You would feel it in every frame, which is heavy with the threat of violence heightened by the visual presence of red, from the banners of House Targaryen to the visceral bloodshed that marks their struggle for the Iron Throne. Red signals not just the bloodline of dragons but of all the people whose hearts could beat so hard on the cusp of destruction.
It’s the characters that lie at the centre of House of the Dragon, so ferociously performed that they sometimes overshadow the dragon scales and rhinestone platemail. The astonishingly physical performances of Rhaenyra and Alicent, played by Emma D’Arcy and Olivia Cooke respectively, run the gamut of human emotions, and every scene is a reminder of their proverbial ‘iron will and red-fire hearts’.
Non-dragon fans might be briefly disappointed by its early shortage of winged action, but the word that they’re about to take flight quickens the pulse of anticipation for what is to come. What the dragons represent in Game of Thrones is power – the raw power that the Targaryens have at their command – and also the undisciplined desire to conquer that goes to the very heart of the story.
As the season progresses, the gradual-release structure suggests a plan that we can discern in advance, like a game of chess in which pieces are moved on a board later proven to be all too fluid. The threat of open war looms throughout, a red mist of revolutionary promise and peril. And the question is whether, in the enacted skirmish, a fire and brimstone of Targaryen blowback will erupt on the screen.
What’s striking about episodes three and four is that, with the embers glowing again, a dash into action and strategy loans them a kind of furious momentum: the maps of Westeros remain splattered – in red, which is a colour of death and rebirth both – in the same broad brushstrokes. Here the war is not only for the throne, but to burnish or obliterate the Targaryen legacy, to set it ablaze or snuff it out forever.

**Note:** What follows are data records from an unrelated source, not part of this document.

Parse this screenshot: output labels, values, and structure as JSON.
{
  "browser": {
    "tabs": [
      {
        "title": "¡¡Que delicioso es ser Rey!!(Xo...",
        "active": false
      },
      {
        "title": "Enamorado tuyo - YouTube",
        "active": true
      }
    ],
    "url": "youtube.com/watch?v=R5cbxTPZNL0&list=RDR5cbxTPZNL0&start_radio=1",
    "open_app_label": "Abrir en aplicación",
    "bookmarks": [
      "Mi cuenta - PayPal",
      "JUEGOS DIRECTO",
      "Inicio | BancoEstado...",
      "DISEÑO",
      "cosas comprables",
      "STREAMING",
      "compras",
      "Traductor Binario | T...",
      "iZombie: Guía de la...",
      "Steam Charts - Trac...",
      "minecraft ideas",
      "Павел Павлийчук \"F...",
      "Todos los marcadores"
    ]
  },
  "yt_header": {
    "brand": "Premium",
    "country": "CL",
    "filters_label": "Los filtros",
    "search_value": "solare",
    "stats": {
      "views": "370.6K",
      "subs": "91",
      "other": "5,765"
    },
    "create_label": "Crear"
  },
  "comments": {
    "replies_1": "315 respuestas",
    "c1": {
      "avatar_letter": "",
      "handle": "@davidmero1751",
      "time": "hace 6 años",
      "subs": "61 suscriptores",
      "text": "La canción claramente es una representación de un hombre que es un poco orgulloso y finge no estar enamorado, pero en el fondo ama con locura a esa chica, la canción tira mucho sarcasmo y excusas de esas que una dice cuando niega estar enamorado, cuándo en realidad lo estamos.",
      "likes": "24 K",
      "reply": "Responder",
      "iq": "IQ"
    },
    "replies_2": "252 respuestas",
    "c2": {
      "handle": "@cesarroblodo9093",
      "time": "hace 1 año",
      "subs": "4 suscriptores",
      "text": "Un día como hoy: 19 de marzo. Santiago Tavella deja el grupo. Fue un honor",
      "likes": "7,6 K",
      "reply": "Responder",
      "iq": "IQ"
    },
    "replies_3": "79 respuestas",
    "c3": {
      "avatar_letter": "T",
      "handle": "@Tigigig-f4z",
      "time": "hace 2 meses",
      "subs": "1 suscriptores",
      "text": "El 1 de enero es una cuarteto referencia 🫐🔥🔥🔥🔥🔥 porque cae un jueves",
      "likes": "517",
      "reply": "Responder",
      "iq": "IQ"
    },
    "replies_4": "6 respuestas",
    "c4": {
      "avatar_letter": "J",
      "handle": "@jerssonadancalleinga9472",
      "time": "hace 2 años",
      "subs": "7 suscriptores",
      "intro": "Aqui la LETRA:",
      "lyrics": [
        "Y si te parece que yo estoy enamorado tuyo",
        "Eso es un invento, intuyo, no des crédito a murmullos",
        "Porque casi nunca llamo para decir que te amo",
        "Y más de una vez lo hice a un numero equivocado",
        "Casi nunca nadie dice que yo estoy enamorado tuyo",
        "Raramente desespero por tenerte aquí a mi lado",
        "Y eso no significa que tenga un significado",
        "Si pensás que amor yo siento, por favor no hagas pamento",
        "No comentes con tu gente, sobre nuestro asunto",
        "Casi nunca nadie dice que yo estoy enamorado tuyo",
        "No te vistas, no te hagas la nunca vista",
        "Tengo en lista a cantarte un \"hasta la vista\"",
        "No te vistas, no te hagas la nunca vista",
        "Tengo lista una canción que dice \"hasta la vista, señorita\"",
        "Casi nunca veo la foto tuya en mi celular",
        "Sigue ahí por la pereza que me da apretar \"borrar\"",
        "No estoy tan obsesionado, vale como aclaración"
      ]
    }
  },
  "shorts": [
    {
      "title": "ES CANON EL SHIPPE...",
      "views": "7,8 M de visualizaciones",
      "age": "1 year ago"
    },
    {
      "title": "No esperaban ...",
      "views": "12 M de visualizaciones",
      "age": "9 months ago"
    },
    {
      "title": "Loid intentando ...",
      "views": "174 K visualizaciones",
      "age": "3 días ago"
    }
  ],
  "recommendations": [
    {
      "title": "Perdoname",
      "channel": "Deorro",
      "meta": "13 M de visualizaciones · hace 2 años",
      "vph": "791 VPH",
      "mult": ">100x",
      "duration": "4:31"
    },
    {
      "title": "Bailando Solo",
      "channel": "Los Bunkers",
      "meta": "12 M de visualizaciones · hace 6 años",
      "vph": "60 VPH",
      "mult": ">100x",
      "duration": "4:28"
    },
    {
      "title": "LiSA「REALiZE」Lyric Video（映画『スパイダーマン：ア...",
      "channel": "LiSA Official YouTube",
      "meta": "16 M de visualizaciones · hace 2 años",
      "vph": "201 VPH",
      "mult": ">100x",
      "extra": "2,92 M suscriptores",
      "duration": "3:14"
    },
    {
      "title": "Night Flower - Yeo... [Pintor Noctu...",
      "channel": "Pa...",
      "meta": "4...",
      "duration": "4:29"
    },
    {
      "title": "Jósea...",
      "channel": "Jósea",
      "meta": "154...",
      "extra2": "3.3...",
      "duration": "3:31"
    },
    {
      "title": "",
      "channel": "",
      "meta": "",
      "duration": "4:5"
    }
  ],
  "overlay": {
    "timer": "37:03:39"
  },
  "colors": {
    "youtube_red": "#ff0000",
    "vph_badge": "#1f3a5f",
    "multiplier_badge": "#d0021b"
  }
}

Red is not just a colour in House of the Dragon: it is of equal importance a flag. From the flames of dragons to the blood of a king, from the “red of winter” to “the red wedding”, the colour of red appears again and again throughout the tale, and for good reason. It evokes a sense of the passion and power as well as the danger and peril of the Targaryen dynasty. It highlights the costs of power and the price of ambition and it visually links the events and pushes the narrative, creating dramatic intensity by underlining the stakes.
Spectators heading into the season’s home stretch would do well to fix their gaze on the flurry of reds. Each shade is significant; each hue a portent of an upcoming event that could prove to be the turning point of Westerosi history. When it comes to the game of thrones, red is both a threat and a promise, and only time will tell which will come to pass.